Edward Wildgoose Edward.Wildgoose at FRMHedge.com
Tue Oct 29 04:32:01 EST 2002


If you kill the connection with a 5xx response then the sender should NOT keep retrying!!  If they do - mail the admin and refuse to accept mail from this IP address!!

I don't see your point about mail loops, but it is good thinking though.  In any case if a mail loop develops it will be the upstream ISP that has the problem not us.  Consider an example:

V1 - virus infected sends message via ISP to "ME", I REJECT, ISP tries to Bounce to INNOCENT who has a virus scanner.  The Bounce is then bounced back to postmaster at ISP (I think?).  I think that postmaster at ISP will then eat the second bounce, but either way I don't think a mail loop will develop.

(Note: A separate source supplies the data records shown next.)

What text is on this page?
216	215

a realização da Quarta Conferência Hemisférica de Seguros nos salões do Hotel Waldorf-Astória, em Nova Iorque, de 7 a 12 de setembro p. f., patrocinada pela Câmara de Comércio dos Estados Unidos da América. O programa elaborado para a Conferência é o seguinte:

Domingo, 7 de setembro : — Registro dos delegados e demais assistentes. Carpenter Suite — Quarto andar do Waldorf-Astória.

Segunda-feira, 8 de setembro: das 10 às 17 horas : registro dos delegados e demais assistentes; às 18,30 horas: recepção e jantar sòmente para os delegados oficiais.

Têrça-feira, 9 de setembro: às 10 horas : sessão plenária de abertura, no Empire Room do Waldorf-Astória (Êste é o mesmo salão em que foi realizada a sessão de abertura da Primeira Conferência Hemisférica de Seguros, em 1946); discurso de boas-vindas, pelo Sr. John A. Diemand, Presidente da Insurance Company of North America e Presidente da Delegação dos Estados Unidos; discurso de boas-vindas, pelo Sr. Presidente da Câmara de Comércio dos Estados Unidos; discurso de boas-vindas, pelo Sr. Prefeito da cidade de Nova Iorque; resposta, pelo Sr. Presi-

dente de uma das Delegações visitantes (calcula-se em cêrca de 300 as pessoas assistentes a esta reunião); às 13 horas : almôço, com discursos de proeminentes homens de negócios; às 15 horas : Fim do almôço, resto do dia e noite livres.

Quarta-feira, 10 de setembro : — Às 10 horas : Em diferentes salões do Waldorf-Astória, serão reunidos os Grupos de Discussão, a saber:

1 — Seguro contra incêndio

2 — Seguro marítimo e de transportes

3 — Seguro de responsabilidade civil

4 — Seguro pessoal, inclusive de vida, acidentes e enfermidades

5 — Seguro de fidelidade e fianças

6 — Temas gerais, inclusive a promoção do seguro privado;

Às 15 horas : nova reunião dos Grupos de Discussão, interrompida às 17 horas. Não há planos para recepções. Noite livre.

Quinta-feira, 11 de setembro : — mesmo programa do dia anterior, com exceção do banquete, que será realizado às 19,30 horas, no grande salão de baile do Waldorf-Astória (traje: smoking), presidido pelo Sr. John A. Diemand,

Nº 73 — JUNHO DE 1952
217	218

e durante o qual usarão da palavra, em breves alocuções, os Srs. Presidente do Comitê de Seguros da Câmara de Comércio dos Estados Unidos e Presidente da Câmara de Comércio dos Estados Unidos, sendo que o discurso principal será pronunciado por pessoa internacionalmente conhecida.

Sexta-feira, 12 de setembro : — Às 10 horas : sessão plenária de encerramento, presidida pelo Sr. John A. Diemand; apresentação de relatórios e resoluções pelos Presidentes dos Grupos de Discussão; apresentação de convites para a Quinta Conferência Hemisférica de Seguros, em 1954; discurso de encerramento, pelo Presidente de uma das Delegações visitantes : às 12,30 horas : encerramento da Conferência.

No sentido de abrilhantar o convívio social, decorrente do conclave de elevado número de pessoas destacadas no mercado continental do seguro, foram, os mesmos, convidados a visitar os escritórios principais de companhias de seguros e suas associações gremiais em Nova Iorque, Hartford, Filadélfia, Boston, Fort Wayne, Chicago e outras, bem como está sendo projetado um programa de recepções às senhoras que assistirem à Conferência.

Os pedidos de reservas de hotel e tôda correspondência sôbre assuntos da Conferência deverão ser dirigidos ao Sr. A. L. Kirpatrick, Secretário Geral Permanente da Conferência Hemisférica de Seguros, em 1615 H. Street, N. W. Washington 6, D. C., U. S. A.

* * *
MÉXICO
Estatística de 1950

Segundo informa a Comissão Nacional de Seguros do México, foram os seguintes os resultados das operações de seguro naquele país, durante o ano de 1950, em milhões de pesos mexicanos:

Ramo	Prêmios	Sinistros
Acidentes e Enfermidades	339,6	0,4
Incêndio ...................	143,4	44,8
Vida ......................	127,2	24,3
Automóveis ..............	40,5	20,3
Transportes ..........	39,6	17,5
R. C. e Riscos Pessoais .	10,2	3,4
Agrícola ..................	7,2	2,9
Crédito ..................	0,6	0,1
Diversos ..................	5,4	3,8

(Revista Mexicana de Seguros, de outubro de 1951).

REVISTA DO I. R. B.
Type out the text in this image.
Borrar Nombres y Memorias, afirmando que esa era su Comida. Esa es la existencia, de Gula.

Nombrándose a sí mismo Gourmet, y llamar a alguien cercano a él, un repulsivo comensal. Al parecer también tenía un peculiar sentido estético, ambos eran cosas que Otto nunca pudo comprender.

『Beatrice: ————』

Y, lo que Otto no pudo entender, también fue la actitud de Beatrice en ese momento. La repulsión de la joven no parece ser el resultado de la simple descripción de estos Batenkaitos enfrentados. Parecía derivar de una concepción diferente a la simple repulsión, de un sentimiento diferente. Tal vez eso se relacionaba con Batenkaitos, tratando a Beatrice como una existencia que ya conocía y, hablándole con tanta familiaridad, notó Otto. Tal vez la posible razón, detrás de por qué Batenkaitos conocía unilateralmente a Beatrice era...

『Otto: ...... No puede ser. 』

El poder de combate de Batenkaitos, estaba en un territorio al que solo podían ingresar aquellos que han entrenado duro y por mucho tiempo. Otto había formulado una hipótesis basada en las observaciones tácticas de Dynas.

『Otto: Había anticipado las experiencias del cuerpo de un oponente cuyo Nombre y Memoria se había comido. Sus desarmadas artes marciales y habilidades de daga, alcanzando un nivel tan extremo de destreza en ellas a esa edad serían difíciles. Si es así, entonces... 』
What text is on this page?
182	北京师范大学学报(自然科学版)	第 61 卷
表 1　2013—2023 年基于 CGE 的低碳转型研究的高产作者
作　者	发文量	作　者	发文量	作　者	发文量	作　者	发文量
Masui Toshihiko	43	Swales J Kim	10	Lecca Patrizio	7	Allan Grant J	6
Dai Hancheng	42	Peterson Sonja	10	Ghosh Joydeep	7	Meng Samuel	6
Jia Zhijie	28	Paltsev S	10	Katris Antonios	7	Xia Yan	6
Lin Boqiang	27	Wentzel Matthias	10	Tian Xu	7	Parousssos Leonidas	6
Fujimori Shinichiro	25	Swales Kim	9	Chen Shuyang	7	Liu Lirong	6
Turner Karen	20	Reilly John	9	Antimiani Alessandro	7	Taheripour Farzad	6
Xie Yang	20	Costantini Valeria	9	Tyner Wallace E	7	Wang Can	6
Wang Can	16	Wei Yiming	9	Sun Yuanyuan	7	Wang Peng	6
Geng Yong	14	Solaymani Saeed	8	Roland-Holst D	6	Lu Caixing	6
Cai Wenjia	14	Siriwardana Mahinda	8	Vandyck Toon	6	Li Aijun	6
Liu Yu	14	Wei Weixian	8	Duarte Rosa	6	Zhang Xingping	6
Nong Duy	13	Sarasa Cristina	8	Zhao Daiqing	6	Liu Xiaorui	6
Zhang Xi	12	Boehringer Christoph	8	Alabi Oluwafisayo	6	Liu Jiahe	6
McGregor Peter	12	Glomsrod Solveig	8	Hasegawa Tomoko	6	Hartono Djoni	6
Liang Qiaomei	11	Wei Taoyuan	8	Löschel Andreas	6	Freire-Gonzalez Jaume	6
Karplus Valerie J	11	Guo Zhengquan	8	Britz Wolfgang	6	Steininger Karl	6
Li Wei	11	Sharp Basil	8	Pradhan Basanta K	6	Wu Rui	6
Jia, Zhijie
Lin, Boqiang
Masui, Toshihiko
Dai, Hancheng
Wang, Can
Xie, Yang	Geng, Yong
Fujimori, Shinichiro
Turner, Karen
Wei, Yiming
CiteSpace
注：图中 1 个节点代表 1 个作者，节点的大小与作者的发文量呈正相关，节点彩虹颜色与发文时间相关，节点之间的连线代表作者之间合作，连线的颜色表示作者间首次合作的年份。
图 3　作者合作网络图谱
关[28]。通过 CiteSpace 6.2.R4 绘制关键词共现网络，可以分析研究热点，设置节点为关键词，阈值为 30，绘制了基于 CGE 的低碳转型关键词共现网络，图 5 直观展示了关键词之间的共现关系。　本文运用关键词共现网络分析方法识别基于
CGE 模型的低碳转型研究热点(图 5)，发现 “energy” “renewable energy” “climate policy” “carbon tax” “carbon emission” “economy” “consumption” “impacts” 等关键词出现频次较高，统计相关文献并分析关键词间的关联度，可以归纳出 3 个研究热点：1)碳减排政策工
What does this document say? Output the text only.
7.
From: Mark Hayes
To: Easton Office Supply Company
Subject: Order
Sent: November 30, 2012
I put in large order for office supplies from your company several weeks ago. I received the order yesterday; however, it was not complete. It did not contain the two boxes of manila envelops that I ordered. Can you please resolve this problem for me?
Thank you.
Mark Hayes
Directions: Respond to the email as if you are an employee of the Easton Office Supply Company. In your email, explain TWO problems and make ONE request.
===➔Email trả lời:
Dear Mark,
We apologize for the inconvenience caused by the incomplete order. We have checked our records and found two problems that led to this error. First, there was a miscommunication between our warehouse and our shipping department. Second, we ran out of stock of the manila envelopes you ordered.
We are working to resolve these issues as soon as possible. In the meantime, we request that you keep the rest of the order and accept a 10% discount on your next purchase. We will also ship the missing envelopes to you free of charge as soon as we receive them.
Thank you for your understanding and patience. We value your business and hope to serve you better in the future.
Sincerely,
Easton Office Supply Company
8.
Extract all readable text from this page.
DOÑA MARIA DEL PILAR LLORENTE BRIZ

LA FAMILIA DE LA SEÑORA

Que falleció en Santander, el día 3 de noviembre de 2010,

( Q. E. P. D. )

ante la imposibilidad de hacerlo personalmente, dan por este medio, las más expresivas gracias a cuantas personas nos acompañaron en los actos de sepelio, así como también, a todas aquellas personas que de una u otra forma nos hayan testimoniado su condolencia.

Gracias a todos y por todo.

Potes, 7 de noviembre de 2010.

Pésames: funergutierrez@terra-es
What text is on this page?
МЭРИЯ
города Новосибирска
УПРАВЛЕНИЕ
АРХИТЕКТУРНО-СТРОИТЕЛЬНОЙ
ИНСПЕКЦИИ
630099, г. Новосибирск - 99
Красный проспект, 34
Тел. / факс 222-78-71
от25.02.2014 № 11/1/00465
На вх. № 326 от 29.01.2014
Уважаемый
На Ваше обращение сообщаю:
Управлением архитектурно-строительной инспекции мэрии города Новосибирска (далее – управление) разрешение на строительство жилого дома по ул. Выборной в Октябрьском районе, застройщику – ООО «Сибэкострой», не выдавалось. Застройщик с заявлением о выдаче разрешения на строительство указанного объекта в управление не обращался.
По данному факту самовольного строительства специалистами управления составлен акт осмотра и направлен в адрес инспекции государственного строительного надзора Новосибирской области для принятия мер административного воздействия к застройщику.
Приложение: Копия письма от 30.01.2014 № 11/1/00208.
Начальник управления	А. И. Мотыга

Point is that upstream ISP now has 3 times as much mail and it is in their interest to do something about it.  Plus they will get complaints from innocent customers who report that postmaster at ISP has just sent them a virus...

However, lets consider what happens if ISP pulls out their finger and spends, ooo, say 2 mins configuring a regexp type body block or something really simple like that.  Now virus infected user can't even send the mail in the first place.  Hopefully this breaks most of the current virus engines, and the new breed will have to get significantly more advanced and try to deliver direct to end user, or seek out open relays, etc.  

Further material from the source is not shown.